PAIN EXCEPTION DOES NOT REMOVE CASE FROM SCHEDULED MEMBER PROVISIONS OF ALABAMA’S WORKERS’ COMPENSATION ACT
Gold Kist, Inc. vs. Smith
Circuit Court of Franklin County, Alabama (August 10, 2012)
The Alabama Court of Civil Appeals recently refused to remove an ankle injury from the scheduled member provisions of the workers’ compensation Act based on the “pain exception.”
The claimant, Delores Smith, injured her right ankle in a work-related accident on December 3, 2004. After a visit to the emergency room, the authorized treating physician, Dr. Edward Fisher, performed a surgical procedure on Smith’s right ankle. As part of the surgery, Dr. Fisher placed three screws and a plate in the ankle. Following the surgery, Smith continued to complain of pain in her toes, foot and leg.
Evidence presented at trial showed that Smith continued to complain to Dr. Fisher of trouble walking because her ankle became “aggravated” with excessive walking. Dr. Fisher suggested a second surgical procedure to remove the hardware in order to alleviate some of the pain. On February 24, 2006, Dr. Fisher performed a second surgery in which he removed the hardware from Smith’s right ankle. On March 16, 2006, Dr. Fisher released Smith to return to work without any restrictions.
Dr. Fisher placed Smith at maximum-medical improvement on May 30, 2006 and confirmed that she could return to work without any restrictions.
On October 12, 2006, Smith informed Dr. Fisher that she was having a pain in her back. Subsequently, Smith’s personal care physician referred her to Dr. David Longmire, a pain management physician.
After performing a nerve conduction study, Dr. Longmire felt that Smith suffered from allodynia, which is sensitivity to light touch. Also, Dr. Longmire felt that Smith suffered from mechanical allodynia, a gait disorder. Dr. Longmire based this on his observation of Smith walking in a way so as to limit any additional pain in her ankle by readjusting her weight. Dr. Longmire testified that he could not determine whether Smith’s condition was the result of problems with her back, her right ankle, or a combination of problems with the back and ankle. Smith claimed that the pain that she suffered from interfered with her ability to sleep, clean her home, visit with her grandchildren, and maintain employment.
Smith testified at trial that her pain was so severe that she could not maintain employment. She claimed that her pain interfered with her everyday activities because her foot felt heavy and constantly throbbed. Smith further testified that she had a strong pain tolerance and that she did not take pain medication until her pain got “too bad.” According to Smith, she only took medication “occasionally.”
The trial judge held that Smith was permanently and totally disabled. Gold Kist appealed.
The issue on appeal was whether the trial court erred in finding Smith permanently and totally disabled as a result of the injury to her ankle and awarding benefits outside the scheduled member provisions of the Act. Specifically, Gold Kist contended that the evidence presented to the trial court was insufficient to support any award of benefits outside the schedule based on the “pain exception.”
In reversing the decision of the trial court, the Court of Appeals cited to the “pain exception,” outlined in the case of Norandal U.S.A., Inc. v. Graben, 18 So. 3d 405 (Ala. Civ. App. 2009). The pain exception allows an employee to be compensated outside the schedule for an injury to a scheduled member. In Graben, the court held that a worker sustained a permanent injury to a scheduled member resulting in chronic pain that was “so severe that it virtually totally physically disables the worker.” Under these circumstances, the worker would not be limited to the benefits set out in the schedule.

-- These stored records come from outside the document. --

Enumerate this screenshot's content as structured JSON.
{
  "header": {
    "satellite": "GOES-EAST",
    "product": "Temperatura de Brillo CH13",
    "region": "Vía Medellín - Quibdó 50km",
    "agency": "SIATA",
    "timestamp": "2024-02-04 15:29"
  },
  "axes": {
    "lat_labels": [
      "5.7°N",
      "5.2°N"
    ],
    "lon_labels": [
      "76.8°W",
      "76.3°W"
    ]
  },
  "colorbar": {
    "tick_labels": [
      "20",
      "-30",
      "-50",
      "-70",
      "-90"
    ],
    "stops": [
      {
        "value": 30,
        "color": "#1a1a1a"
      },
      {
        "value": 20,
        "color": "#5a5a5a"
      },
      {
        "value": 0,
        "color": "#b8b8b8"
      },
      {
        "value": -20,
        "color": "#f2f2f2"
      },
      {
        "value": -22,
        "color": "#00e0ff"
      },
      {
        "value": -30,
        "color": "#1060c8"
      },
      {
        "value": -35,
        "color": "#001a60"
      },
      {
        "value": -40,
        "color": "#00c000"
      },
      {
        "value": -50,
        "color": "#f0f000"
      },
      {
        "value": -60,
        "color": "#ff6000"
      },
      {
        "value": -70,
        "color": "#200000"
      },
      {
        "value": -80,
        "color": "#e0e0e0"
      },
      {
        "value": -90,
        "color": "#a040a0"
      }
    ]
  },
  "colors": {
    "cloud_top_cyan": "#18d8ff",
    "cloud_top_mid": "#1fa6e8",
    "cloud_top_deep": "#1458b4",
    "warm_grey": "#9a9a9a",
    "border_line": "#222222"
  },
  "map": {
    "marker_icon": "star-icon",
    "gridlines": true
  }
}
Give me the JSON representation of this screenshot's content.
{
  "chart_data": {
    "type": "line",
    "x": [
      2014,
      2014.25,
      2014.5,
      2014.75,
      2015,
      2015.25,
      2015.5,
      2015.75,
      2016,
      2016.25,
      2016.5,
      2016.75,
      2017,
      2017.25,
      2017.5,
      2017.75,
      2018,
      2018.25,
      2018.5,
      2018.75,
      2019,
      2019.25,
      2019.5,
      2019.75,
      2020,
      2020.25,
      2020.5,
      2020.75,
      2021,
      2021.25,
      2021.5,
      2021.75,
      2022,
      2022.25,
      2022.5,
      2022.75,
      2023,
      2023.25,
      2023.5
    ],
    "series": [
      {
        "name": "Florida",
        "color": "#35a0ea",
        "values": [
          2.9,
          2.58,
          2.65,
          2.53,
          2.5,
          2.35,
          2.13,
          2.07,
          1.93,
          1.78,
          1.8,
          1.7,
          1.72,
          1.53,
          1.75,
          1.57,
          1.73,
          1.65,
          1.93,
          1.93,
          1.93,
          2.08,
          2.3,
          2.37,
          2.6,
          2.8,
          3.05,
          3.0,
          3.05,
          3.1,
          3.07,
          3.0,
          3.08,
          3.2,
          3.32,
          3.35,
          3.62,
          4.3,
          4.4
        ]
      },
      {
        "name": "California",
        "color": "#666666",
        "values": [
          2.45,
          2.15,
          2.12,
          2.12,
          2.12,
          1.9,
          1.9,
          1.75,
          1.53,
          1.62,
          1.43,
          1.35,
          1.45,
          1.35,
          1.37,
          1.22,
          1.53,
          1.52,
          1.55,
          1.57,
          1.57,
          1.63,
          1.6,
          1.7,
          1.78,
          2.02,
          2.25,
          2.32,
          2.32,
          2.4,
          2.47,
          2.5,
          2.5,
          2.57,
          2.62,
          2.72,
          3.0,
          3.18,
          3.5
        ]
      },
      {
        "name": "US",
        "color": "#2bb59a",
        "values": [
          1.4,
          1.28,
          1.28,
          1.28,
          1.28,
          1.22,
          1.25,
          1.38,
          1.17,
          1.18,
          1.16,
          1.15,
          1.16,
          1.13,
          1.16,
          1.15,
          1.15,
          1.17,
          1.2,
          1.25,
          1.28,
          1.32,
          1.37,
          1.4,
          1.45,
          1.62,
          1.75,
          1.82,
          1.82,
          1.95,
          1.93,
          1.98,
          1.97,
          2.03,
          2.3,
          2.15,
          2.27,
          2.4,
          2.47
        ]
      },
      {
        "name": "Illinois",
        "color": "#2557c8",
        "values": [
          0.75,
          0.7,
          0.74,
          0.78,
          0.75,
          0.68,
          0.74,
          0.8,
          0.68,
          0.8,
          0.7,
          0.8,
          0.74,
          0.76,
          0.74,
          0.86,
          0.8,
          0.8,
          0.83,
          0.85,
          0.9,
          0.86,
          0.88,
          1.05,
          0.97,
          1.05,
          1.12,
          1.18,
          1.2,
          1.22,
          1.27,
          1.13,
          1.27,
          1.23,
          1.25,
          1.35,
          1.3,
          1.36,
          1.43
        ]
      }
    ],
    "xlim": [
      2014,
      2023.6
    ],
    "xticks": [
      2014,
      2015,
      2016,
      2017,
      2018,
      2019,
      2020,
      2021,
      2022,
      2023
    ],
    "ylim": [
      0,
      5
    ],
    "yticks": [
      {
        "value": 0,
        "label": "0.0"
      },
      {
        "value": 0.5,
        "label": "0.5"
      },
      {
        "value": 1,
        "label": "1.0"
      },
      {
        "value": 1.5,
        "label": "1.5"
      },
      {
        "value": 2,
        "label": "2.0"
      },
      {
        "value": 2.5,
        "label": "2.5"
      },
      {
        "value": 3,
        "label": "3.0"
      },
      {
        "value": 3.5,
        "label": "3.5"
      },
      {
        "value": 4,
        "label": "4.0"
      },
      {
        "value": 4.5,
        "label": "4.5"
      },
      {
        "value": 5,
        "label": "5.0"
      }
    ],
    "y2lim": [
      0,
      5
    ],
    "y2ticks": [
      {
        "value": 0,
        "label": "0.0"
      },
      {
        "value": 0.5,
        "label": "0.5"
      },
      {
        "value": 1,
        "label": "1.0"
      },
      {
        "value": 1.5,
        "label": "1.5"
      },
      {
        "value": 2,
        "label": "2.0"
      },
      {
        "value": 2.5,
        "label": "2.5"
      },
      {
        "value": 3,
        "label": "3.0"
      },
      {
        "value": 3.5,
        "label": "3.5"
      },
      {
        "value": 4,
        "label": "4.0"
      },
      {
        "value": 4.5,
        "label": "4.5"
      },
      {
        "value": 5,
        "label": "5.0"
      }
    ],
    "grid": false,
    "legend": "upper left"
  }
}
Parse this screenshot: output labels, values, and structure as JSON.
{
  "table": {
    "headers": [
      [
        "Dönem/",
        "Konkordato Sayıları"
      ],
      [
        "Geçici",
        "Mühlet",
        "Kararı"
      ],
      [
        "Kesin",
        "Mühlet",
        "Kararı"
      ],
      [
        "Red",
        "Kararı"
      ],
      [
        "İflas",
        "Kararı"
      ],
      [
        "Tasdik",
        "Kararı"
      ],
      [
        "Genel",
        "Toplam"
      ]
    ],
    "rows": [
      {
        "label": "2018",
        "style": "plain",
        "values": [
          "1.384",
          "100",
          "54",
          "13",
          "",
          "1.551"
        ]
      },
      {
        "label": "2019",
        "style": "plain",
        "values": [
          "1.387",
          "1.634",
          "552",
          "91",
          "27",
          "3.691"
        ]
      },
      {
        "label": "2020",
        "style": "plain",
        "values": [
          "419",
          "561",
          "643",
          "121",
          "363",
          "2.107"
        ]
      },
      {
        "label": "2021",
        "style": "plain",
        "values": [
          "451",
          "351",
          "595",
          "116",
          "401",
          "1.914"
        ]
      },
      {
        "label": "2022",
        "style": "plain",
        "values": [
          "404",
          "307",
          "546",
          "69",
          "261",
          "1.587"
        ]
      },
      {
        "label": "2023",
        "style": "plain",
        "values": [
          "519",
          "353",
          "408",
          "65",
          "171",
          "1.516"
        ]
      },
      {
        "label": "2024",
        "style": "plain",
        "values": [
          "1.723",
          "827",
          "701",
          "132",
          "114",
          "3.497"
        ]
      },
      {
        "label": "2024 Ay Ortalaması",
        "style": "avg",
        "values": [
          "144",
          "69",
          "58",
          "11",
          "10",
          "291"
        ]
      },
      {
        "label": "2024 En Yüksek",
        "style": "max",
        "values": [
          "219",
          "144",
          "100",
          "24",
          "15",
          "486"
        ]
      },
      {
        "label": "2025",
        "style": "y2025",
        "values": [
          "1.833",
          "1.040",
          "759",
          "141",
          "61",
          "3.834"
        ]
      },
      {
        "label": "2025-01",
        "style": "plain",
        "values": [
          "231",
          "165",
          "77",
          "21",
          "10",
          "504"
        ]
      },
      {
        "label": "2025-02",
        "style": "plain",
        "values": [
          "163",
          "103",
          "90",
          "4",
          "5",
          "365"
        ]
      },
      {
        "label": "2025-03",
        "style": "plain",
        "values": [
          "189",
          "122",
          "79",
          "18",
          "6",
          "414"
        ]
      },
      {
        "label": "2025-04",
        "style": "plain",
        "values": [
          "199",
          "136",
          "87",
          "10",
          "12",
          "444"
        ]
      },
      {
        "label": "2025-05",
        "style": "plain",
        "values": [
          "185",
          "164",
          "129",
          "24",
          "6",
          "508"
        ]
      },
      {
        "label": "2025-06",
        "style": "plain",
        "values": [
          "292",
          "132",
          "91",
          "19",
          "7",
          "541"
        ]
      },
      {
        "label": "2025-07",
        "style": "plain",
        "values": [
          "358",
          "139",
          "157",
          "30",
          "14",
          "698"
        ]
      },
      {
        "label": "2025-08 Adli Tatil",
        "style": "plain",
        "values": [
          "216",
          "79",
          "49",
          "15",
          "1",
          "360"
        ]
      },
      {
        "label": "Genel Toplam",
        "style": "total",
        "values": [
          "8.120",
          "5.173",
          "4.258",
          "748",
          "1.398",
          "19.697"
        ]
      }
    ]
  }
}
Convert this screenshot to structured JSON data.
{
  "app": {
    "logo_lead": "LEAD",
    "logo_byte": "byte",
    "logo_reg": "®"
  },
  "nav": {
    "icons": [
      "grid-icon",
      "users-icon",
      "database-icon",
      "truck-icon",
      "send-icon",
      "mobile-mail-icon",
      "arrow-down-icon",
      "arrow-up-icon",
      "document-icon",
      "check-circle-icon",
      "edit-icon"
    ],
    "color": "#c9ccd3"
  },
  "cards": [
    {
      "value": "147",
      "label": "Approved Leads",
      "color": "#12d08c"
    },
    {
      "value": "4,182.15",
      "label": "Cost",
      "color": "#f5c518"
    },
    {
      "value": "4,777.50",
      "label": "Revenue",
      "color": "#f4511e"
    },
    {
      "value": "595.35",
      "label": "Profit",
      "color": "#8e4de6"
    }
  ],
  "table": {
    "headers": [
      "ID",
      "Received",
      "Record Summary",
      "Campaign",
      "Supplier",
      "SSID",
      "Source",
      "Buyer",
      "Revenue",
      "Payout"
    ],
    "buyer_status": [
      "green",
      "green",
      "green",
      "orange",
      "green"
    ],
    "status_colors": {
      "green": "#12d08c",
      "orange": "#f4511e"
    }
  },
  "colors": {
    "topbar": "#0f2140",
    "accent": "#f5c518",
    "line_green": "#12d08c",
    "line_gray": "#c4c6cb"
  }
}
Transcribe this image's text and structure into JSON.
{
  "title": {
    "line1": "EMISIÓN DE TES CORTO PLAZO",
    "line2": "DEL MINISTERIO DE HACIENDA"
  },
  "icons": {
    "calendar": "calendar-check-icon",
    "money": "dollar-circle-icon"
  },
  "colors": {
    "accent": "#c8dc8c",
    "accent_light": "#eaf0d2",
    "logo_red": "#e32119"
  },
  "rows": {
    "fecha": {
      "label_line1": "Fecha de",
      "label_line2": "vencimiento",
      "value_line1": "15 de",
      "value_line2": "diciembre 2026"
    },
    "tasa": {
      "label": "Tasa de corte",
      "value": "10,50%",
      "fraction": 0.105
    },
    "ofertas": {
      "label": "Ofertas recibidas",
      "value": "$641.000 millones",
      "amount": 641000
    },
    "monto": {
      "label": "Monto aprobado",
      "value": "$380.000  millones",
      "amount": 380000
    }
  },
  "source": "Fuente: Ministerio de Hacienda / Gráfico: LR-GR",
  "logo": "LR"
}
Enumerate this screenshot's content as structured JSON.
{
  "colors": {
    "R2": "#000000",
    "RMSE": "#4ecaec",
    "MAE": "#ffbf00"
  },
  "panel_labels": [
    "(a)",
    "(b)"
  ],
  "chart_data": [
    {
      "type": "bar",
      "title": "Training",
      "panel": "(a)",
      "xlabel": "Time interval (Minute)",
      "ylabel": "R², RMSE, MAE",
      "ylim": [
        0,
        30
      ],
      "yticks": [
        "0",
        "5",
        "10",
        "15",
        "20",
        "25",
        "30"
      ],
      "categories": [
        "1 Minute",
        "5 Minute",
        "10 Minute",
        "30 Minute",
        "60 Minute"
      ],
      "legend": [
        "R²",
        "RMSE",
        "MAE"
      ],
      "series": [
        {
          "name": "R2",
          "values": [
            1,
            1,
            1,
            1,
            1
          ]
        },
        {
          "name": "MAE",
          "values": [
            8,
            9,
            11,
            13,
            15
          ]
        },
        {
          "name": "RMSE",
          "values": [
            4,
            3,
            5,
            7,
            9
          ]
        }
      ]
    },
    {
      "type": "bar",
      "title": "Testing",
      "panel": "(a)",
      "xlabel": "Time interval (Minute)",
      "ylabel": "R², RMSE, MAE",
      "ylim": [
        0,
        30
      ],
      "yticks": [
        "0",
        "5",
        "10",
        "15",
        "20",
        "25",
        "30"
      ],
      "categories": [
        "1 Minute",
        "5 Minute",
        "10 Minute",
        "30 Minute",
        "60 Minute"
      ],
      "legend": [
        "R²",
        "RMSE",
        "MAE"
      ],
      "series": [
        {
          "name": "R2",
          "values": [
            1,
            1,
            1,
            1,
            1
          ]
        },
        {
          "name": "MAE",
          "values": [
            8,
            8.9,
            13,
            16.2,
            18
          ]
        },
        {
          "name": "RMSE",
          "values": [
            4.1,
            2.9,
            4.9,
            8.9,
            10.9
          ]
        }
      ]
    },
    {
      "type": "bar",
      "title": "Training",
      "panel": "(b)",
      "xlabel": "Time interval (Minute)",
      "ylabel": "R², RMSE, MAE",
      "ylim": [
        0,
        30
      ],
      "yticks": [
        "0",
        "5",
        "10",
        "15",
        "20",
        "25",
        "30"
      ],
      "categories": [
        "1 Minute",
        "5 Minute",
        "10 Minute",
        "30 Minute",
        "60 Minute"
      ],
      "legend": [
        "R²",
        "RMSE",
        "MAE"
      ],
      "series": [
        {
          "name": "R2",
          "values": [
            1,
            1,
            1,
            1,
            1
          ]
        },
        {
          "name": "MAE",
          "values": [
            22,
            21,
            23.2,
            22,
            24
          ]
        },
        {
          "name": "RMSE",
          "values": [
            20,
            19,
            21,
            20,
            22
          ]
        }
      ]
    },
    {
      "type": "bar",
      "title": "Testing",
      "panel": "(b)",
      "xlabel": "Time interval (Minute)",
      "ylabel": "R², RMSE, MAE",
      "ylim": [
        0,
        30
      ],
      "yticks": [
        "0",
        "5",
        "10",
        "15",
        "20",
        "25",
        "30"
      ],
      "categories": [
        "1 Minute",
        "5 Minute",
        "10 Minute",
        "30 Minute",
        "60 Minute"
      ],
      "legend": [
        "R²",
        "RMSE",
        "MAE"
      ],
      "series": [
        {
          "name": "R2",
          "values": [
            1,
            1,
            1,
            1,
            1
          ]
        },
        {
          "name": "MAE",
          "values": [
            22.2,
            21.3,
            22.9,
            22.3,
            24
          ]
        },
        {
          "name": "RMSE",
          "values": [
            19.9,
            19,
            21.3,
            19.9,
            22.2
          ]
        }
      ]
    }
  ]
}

In support of its decision to reverse the trial court, the Court of appeals cited to its recent opinion in Good Year Tire and Rubber Co. v. Haywood in which it stated:
“for pain in a scheduled member to be totally, or virtually totally,
debilitating to the body as a whole, that pain must be such that it
completely, or almost completely, prevents the worker from
engaging in physical activities with the uninjured parts of his or
The court stated that for an injury to a scheduled member to be compensated outside the schedule based on pain alone, the employee must present sufficient evidence to meet the “exceedingly high standard” required by the cases illustrating the “pain exception.”
In the present case, the Court of Appeals cited to Smith’s testimony that she only took her pain medications “occasionally” because she had a high pain tolerance. Smith further testified that she had the ability to walk and perform everyday activities with the use of a cane. After reviewing the record, the court could not conclude that substantial evidence supported the trial court’s finding that Smith was permanently and totally disabled as a result of the injury to her ankle. As such, the Court of Appeals held that the trial court erred in awarding permanent and total disability benefits to Smith outside the scheduled member provisions of the Act.